Should I Get a New Phone: iPhone 6 Edition

Yesterday Apple introduced two new iPhones, which means it’s about that time when people to start asking me what phone they should buy. Since I often find myself repeating similar advice to a lot of people, I thought I’d jot down a few thoughts.

iPhone 6 or iPhone 6 Plus?

The newest models come in two sizes: the iPhone 6 at 4.7″ diagonally, and the iPhone 6 Plus, weighing in at 5.5″. By comparison, the iPhone 5 and 5S both measured 4.0″ on the diagonal. Both phones are offered in 16GB, 64GB, and 128GB capacities.

Both new models share a lot of the same components: an updated screen, somewhat faster processor, and support for the new Apple Pay contactless payment system. In short, they’re almost identical on the inside. There are only a key few differences between the two:

  • Screen Size: Obviously, the iPhone 6 Plus is significantly larger than the iPhone 6.
  • Battery Life: Apple says the iPhone 6 Plus gets somewhat longer battery life than the iPhone 6. For example, they claim 12 hours of LTE web browsing on the 6 Plus, versus 10 hours on the 6. We’ll have to wait until these phones are actually released to know how they do in real world situations, but it’s probably safe to say that the 6 Plus will last a bit longer on a charge. (More details on battery life comparison are available on Apple’s web site.)
  • Optical Image Stabilization: The two phones share most of the same camera technology, but the iPhone 6 Plus also contains optical image stabilization as well.
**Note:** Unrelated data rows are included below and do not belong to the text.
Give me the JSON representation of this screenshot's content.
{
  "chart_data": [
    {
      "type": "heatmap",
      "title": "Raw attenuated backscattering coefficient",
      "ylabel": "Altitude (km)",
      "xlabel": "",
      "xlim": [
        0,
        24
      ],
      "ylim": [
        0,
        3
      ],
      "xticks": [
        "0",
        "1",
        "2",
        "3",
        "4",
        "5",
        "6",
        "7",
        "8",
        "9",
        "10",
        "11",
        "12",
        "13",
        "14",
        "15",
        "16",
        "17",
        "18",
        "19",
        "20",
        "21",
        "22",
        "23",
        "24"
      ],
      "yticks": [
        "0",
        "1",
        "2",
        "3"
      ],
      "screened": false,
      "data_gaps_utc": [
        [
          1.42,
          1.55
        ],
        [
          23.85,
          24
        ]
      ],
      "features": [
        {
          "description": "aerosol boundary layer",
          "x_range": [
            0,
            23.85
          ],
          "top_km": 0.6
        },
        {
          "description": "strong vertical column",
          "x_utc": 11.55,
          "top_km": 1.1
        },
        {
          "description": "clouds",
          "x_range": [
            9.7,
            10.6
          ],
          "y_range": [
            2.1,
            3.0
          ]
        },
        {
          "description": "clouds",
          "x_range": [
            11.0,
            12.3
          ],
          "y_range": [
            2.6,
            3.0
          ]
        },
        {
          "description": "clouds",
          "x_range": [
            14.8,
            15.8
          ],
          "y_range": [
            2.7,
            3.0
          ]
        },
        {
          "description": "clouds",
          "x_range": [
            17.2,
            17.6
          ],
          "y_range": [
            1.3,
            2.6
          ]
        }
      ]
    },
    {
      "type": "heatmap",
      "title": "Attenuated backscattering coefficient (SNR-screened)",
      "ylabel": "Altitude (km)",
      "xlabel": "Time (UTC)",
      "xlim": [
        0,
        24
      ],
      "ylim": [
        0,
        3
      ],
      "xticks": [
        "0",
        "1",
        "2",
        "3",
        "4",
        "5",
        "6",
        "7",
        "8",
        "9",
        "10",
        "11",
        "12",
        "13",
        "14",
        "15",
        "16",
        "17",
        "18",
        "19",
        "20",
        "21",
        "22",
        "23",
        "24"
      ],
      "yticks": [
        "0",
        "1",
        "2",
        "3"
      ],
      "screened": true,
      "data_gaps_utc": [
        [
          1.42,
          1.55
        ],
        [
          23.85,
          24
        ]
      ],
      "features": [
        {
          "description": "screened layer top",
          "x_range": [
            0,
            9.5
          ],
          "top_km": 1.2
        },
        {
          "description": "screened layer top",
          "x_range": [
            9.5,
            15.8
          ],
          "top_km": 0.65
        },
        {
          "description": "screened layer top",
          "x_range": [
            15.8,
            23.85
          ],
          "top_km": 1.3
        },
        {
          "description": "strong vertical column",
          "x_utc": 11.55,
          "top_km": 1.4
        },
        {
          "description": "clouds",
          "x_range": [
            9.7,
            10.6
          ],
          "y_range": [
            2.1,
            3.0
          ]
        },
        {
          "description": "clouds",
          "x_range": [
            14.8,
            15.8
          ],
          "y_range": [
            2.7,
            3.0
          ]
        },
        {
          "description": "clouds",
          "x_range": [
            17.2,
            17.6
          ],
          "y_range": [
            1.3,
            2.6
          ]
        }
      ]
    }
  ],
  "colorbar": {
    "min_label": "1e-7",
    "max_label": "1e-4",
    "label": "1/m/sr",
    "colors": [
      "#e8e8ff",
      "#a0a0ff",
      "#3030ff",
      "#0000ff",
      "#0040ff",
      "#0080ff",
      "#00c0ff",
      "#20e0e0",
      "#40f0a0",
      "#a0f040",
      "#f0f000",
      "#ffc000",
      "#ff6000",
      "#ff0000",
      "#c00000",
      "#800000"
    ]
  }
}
Apple says that it will result in clearer pictures in low-light situations.
  • Price: All iPhone 6 Plus models cost $100 more than the equivalent iPhone 6 model. For example, the 16GB iPhone 6 costs $199 (on contract), while a 16GB iPhone 6 Plus will set you back $299.

My advice on choosing between them? It really comes down to personal preference. I don’t think the image stabilization will be a big deal for most users, and the iPhone camera is already quite good for a phone, so I think we can mostly set that aside. I also doubt that the battery life between the two models will be different enough in real world use to be noticeable for most people. That said, if battery life is a big issue for you, that might tip the scales in favor of the iPhone 6 Plus.

Primarily, I think the choice comes down to the size and price. Do you like very large phones, and is a bigger screen worth an extra $100 to you? Or would you be happier with a somewhat smaller (but still bigger than the iPhone 5S) phone that has more storage? Keep in mind that the iPhone 6 is already larger than last year’s iPhone 5S. For the sake of comparison, here’s a quick photo I snapped showing the relative sizes of an iPhone 5, iPhone 6, iPhone 6 Plus, and iPad mini:

 iPhone 5, iPhone 6, iPhone 6 Plus, and iPad mini

iPhone 5, iPhone 6, iPhone 6 Plus, and iPad mini

Personally, I’m not a fan of really giant phones like the 6 Plus. Additionally, over the past few months I’ve run out of space on my 16GB iPhone 5 time and time again. I’m fairly certain I’ll end up buying a 64GB iPhone 6.

Keep My Old Phone?

I usually buy a new phone every other year. I bought an iPhone 4, skipped the 4S, bought the iPhone 5, and skipped the 5S. In large part, that’s because I’m not willing to pay full price for new phones, and every two years feels about right to me. However, I do advise people to buy iPhones early in their life cycle. For example, if you’re going to buy an iPhone 6, get it this fall instead of waiting until the spring. If you buy a phone in spring 2015, for example, you probably won’t be eligible for a new carrier-subsidized phone until spring 2017. Then you have to choose whether to buy another new phone that’s been out for six months, or wait unil the fall.

Furthermore, it used to be true that iPhone releases in even-numbered years were the “big” updates (iPhone 3G, iPhone 4, iPhone 5) and odd-numbered years were more incremental updates (3GS, 4S). That pattern has subsided a bit in the past couple of years, so I’m not sure it’s worth worrying about anymore. For example, you could argue that the iPhone 5S, with its powerful processor upgrade and TouchID sensor, was a bigger upgrade from the iPhone 5 than the iPhone 6 is from the 5S. Basically, if you’re eligible for an upgrade when new iPhones come out and you like the new models, go for it.

Of course, if you like your current phone and it’s running great, you can always hang on to it. Just remember, it’s extremely unlikely that there will be any new phones from Apple between now and next fall. iOS 8 will run on phones back to the iPhone 4S, although it’s likely to be fairly slow on the oldest devices. My guess is that it’ll run just fine on an iPhone 5.